As APC reported last week sellers are furious at eBay’s plans to make PayPal effectively compulsory for all purchasers. The story has garnered ongoing media attention including a report on Channel Nine’s A Current Affair featuring commentary from APC.
Many users on eBay’s discussion boards and elsewhere have said they plan to complain to the ACCC claiming violation of trades practices laws. Anticipating those kinds of problems eBay last week lodged an application with the ACCC seeking immunity from such prosecution if the plans are implemented on the grounds that using other methods can result in a “bad buyer experience” (or in eBay-speak a “BBE”.) Users can respond to the proposal until May 2 by sending comments to firstname.lastname@example.org.
eBay confirms global plot
When asked last week by APC if the Australian plan would be enacted elsewhere eBay was non-committal. “This is an Australian initiative but eBay does clearly look at what works in markets and what doesn’t” eBay trust and safety director Alastair MacGibbon said at the time.

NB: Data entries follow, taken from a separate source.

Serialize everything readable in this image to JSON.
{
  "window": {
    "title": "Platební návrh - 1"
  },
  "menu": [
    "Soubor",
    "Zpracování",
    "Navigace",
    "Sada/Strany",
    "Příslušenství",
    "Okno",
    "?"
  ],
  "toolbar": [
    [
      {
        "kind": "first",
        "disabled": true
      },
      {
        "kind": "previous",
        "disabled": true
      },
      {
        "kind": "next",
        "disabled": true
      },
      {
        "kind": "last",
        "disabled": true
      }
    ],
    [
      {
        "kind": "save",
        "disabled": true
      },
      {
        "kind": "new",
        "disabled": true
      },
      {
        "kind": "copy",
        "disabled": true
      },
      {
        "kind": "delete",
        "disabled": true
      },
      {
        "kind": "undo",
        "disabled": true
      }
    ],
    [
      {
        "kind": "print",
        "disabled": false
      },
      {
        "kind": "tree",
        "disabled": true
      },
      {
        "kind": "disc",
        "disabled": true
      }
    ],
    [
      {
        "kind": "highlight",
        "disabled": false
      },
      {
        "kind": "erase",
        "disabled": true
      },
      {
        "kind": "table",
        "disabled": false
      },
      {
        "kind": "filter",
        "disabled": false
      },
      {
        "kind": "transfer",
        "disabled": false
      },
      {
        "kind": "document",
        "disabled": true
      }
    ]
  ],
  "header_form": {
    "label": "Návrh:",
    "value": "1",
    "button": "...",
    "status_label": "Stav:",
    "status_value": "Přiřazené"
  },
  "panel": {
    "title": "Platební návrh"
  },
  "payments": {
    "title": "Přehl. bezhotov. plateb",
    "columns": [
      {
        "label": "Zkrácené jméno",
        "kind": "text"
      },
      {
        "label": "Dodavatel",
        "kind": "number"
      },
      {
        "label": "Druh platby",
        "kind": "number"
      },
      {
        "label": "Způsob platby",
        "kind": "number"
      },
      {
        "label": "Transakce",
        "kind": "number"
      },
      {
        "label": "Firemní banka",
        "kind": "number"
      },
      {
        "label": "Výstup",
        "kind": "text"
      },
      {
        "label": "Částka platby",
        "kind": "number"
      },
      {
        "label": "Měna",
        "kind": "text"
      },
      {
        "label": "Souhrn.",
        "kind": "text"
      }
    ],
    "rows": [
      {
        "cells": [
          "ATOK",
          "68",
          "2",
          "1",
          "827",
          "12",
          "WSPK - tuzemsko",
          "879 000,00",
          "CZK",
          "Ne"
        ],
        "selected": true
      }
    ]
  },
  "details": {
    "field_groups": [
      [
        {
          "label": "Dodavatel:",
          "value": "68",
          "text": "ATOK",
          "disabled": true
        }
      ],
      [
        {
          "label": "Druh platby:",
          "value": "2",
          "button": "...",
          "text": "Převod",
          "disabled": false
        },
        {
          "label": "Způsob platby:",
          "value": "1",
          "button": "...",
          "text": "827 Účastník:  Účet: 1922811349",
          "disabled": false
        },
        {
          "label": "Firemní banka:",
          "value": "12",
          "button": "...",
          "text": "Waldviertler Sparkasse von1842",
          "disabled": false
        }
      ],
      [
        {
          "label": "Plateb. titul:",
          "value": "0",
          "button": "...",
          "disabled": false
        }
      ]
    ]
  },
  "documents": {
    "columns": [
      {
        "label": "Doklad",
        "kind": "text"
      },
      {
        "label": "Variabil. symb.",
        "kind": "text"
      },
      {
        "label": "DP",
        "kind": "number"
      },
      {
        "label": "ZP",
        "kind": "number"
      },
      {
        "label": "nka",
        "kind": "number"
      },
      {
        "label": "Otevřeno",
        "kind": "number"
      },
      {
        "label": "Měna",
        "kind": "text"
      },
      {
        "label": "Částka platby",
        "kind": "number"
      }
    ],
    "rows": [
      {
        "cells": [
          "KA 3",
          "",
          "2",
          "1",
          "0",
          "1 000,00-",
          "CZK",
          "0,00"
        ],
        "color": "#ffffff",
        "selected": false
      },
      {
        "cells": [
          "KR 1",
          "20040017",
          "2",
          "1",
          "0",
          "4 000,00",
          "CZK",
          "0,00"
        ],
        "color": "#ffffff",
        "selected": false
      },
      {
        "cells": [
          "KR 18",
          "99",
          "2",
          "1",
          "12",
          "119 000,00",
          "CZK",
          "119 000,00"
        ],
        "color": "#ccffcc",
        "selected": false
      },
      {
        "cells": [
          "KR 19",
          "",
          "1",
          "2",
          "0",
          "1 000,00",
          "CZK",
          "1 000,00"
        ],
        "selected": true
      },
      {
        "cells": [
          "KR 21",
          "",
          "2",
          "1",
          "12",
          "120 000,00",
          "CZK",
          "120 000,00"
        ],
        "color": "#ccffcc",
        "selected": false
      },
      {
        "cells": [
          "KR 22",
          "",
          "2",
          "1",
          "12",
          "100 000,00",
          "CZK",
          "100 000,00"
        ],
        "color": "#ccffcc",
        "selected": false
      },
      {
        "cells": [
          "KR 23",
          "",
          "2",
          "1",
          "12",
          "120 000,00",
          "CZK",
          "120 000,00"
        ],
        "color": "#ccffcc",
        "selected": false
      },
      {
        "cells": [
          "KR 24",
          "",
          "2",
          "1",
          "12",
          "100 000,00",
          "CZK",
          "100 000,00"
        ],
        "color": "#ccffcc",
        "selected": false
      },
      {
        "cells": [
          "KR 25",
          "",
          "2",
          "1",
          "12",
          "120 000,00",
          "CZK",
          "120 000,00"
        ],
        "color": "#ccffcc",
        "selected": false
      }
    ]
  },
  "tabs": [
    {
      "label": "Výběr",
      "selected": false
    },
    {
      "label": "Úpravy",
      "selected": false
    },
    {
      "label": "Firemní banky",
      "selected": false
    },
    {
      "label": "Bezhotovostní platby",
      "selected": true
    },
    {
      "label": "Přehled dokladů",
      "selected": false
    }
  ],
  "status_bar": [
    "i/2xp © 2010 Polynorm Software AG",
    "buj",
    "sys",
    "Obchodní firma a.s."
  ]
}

However in its post-results earning call this week CEO John Donahoe made it clear that the plan was indeed a pilot and could be rolled out in months if successful in Australia. “Globally PayPal will continue to focus on greater penetration into the Marketplaces business” its financial announcement ominously notes.
Change continues apace elsewhere on the eBay site. In another shift likely to invite controversy eBay will start keeping track of the computers used by regular sellers in an attempt to cut-down on “account takeovers” (where someone logs into another account and uses it for fraudulent purposes).
“From now on the system will be noting the computers members regularly use when buying and selling on eBay” eBay said in an announcement on its site. “Then in June we’ll begin checking the computer you use to list an item to see if it’s one you regularly use.”